220px-The_Secret_Commonwealth

5/5

I absolutely love Philip Pullman’s writing.  Coupled with Michael Sheen’s narration, The Secret Commonwealth felt like being read to by an old friend.

Set about twenty years after the events of its predecessor, La Belle Sauvage, The Secret Commonwealth focuses on Lyra’s journey to be reunited with Pantalaimon after they are estranged from one another.  Pursued by the Magisterium, Lyra travels across Europe and into Asia, encountering the inexplicable and impossible along the way, which forces her to look at the world from a different perspective.

There are so many things I can rant about in this book; I suspect my love for Philip Pullman’s writing and the His Dark Materials trilogy has blinded me to any of the book’s shortcomings.  But what struck me first and foremost was Pullman’s deft interweaving of science and fantasy, which Lyra struggles to reconcile throughout the book.  In The Secret Commonwealth, nods to philosophy and particle physics go hand-in-hand with bog fairies, boys-turned-djinn, and, of course, dæmons.  As a reader, I adored the fantasy element; as a scientist, I appreciated the respect for science and education; as both, I loved that Pullman’s narrative showed how, in Lyra’s world, one cannot exist independent of the other.

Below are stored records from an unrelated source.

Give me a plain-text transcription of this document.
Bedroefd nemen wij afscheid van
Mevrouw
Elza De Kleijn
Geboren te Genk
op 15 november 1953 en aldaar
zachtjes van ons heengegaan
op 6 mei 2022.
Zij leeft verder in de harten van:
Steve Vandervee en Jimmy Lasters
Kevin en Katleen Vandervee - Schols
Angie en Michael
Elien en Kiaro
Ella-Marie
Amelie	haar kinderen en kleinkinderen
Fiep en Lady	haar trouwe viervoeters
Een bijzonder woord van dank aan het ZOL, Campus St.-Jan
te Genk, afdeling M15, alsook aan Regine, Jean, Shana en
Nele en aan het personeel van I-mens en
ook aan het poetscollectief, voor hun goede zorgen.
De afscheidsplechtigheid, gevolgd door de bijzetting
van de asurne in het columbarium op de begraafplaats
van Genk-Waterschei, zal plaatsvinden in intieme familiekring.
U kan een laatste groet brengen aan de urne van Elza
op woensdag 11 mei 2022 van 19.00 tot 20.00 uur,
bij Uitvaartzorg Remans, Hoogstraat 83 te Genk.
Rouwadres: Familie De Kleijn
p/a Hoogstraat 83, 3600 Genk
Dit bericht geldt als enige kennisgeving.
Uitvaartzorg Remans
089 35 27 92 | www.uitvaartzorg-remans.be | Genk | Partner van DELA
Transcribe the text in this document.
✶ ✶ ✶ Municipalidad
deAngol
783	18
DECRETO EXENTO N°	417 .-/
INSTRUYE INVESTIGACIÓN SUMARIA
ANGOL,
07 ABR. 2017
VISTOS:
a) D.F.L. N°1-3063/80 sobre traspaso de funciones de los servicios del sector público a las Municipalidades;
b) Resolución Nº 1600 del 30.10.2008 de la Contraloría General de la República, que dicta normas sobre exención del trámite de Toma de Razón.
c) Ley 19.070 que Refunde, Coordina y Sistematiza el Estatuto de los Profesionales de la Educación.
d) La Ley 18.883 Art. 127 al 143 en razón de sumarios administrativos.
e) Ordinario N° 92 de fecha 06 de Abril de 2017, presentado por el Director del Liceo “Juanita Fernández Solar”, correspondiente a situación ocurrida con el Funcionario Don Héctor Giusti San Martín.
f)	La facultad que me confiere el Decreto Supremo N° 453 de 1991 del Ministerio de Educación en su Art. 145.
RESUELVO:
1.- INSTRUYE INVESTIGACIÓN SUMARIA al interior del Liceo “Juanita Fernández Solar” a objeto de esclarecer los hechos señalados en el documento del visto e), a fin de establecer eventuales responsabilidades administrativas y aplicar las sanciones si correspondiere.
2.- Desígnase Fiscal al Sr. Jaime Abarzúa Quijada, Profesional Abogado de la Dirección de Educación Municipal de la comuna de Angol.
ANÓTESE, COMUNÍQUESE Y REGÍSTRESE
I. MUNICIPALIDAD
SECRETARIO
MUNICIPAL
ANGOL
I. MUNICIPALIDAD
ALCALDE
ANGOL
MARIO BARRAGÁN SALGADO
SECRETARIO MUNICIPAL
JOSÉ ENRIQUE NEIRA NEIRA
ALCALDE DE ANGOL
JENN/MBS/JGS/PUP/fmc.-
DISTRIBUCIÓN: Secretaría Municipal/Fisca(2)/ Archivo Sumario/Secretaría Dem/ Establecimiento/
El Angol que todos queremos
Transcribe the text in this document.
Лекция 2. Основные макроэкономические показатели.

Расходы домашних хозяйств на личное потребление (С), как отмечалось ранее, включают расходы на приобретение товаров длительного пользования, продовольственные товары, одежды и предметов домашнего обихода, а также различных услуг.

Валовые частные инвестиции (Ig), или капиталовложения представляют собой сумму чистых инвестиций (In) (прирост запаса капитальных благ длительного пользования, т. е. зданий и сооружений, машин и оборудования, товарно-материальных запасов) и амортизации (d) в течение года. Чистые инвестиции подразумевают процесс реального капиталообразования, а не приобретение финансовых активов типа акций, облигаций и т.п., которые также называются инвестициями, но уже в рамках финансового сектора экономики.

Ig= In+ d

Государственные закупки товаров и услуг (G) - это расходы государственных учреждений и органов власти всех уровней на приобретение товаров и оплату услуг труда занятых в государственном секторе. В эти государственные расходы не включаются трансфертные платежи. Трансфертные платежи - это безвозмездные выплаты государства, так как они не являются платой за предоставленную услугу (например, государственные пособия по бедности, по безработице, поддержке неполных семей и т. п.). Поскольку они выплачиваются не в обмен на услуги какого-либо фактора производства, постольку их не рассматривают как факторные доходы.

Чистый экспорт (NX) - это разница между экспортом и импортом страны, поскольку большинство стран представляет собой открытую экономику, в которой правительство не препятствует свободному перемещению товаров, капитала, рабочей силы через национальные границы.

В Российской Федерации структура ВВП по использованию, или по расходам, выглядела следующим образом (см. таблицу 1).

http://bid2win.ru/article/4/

The Secret Commonwealth departs from La Belle Sauvage, quite literally, by leaving Lyra’s familiar home in Oxford to journey abroad.  As Lyra flees from the Magisterium, she journeys through Eastern Europe and into what would, for us, be Syria.  Lyra’s world differs from ours in many ways, most notably in its religious history.  As such, the Byzantine Empire still exists, and Constantinople has not become Istanbul. Alterations like this illuminate the depths and breadth of Lyra’s world, making readers all the more eager to explore it.  However, while firmly rooted in its own world, The Secret Commonwealth alludes to issues that are very present in our own world, such as the plight of the refugees forced to flee Syria.   As with the blend of science and fantasy, the threads linking Lyra’s world and our own make The Secret Commonwealth an enthralling read.

Another aspect I loved about The Secret Commonwealth – possibly my very favorite – is the attention Pullman pays to people’s relationship with their dæmons.  While Lyra and Pantalaimon were clearly dear to each other in His Dark Materials, The Book of Dust trilogy delves even deeper into the central phenomenon of Lyra’s world, exploring the effects of mental health with a new, intriguing perspective.  In La Belle Sauvage, readers saw Bonneville’s psychosis and how it led to him mutilating his own dæmon. In The Secret Commonwealth,we see how Lyra’s struggles with depression, self-hatred, and disenchantment affect her relationship with Pantalaimon. The consequences therein become the driving force behind her journey; in that way, The Secret Commonwealth is as much a mental and emotional journey as it is a physical one.

A minor note, without getting too spoiler-y:  I don’t mind the potential romance developing in this story.  I love the characters involved and want them both to be happy, and their individual journeys in The Secret Commonwealth show their independence and strength.  I’m looking forward to seeing how Pullman develops that relationship in the next book.

If you’re looking for a strong story with elements of science, fantasy, and self-discovery, look no further than The Secret Commonwealth.  A powerful, affecting read, this book is a perfect addition to the world of His Dark Materials and The Book of Dust.